Both the resource card types have all the relevant information at the top, so that players can have them sit comfortably on their hands and make on the fly decisions about how to best use them.
There's a final touch on project cards, but that needs a little more context:
Using cards to track progress
Project cards need to be in play for a number of turns to be considered successfully delivered.
This is a major dynamic of the game and some cards affect this duration, accelerating or slowing down the completion of projects. Play-testing revealed that tracking how many turns are left in a project was cumbersome and error-prone.
To make it easier to track how many turns are left to complete a delivery, project cards now have spaces where a token can be placed. With each completed turn, players can add a token on top of the card. When all spaces are filled, that delivery was complete.
This little innovation (courtesy of a PM friend) made the game easier to follow along, dispensed with any need to write things down and made the physical game easier to ship.
The tokens can be anything, including just beans or coins. Players can use whatever they have on hand (testers used sugar packs at a coffeeshop).
Of the three types of cards, I've explained 2. We need to talk about the last one: Chaos cards.

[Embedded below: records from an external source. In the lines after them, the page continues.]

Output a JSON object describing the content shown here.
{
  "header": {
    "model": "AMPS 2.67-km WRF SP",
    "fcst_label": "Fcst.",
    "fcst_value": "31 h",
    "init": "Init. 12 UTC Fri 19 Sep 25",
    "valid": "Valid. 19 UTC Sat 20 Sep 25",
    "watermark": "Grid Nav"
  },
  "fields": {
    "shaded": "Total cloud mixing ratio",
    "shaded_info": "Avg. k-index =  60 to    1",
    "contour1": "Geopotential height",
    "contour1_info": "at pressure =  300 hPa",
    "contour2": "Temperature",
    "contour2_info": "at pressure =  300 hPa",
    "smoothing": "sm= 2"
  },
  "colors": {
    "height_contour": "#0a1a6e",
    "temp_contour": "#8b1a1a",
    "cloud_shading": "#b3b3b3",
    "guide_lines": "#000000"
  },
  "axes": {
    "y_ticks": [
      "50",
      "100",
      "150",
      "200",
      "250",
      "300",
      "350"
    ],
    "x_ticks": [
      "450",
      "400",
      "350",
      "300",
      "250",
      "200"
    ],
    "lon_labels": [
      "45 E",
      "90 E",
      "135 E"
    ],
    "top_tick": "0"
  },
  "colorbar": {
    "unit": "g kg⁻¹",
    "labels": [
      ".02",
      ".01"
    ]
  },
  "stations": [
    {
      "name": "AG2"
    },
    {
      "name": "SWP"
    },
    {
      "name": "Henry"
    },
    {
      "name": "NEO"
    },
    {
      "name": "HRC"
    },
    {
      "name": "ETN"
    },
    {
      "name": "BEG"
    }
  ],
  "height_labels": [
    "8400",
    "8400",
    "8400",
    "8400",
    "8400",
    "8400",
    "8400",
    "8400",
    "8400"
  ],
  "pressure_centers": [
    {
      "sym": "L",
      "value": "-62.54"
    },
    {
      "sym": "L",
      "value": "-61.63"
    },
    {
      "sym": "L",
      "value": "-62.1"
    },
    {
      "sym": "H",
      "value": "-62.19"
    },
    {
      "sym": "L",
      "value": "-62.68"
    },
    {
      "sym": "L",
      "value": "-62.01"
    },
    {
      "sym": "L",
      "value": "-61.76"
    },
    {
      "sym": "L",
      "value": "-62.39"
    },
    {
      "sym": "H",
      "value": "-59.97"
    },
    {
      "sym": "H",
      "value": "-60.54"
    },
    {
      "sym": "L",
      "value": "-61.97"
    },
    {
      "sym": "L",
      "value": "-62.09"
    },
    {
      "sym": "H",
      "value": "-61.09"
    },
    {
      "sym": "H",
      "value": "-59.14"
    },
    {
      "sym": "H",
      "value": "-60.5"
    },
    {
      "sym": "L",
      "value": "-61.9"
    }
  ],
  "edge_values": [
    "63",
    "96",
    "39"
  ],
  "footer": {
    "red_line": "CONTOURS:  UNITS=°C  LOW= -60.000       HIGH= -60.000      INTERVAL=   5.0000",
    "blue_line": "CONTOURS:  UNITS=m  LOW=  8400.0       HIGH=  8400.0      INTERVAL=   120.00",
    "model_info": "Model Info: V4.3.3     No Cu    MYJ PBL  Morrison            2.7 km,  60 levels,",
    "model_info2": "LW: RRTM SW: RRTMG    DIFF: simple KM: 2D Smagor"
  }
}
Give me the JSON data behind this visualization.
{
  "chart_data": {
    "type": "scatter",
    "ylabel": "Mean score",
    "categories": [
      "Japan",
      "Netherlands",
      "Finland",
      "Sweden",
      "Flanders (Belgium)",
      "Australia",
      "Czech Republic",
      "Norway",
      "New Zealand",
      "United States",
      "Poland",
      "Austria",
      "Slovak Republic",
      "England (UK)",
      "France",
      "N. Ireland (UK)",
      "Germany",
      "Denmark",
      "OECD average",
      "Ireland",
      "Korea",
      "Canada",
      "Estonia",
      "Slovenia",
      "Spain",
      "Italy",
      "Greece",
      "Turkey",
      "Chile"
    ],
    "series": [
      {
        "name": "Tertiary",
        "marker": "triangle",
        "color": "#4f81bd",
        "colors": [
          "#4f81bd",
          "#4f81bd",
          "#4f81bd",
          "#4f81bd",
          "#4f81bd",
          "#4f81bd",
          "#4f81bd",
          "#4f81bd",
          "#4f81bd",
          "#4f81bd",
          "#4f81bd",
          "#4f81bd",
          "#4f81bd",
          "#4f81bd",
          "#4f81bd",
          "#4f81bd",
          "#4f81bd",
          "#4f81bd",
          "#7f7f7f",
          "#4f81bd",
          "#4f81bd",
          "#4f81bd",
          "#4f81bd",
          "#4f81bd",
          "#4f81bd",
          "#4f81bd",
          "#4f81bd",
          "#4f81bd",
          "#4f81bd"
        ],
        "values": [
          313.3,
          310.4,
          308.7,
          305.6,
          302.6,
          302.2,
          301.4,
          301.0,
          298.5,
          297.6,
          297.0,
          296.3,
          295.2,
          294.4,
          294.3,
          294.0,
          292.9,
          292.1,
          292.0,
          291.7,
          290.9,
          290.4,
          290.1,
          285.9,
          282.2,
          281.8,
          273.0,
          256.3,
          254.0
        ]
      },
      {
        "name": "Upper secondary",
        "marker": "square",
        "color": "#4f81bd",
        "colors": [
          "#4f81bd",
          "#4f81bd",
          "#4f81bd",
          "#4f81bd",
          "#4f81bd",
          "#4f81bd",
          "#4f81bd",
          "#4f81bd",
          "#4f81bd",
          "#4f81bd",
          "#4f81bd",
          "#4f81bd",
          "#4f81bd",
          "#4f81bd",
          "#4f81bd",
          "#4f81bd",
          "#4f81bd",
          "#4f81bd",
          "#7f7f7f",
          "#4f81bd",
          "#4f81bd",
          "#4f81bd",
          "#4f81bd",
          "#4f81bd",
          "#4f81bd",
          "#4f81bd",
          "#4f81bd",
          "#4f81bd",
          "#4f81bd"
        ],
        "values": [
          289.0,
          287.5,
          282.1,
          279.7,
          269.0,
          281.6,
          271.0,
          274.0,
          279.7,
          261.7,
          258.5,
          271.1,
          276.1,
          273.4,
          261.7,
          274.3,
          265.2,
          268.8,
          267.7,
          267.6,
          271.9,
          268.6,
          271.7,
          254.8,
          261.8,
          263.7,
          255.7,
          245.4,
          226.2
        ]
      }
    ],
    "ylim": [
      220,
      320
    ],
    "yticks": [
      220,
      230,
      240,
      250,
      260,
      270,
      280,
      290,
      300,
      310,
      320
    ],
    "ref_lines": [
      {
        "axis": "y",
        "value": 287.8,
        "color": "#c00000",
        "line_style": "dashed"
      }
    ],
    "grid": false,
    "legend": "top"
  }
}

Using consistent written structures
Chaos cards are the spice of the game, they can affect things such as team formation, pace of the game and project selection. They can both penalize or incentivize some player behaviors (e.g. some Chaos cards grant a free turn-token to ongoing projects of a specific type).
The thing is: Chaos cards can move different needles in different directions and for this reason, are the most diverse of the game. I'm still thinking of ways to make them easier to follow.
The main thing that Chaos cards have in terms of ease of use is that they have a title (funny, hopefully), a short narrative description of something that happened in PM world (e.g discovering an underserved niche) and instructions on how to use the card. In past versions, it was possible to save chaos cards to use later, but this added yet another layer of complexity and currently Chaos cards are used immediately after being drawn.
I'm trying to explore another way to make instructions easier to follow: a consistent way to write all instructions so that they follow a similar structure. Something like this:
Who is affected by the card (e.g. “you", "the next player", “all players”)
What conditions activate the card (e.g. "with/without ongoing projects”; "with ongoing projects of a certain type")
The effect of the card (e.g. “lose a turn", “gain a turn token”, “lose a teammember”)
I want to do this for all 32 Chaos cards, but haven't got around to doing it.
Extra little things
Besides all of these design decisions, I'm thinking of adding the following features:
The back patterns of each kind of card can include simple instructions (e.g. The back of Teammember's cards could say “draw up to two at the start of your turn”)
The back patterns of each kind of card could also include hints on which order they should be drawn (1st Team, 2nd Project, 3rd Chaos)
Can create some cards that are not playable but include instructions. Could include up to 4 of them in the decks and let players keep them around to check up on instructions
I'd like to overhaul all project names to make them funnier too
This was a longer piece than usual, but I wanted to show you all the little things one can do to make the game easier for beginners. I hope you liked it!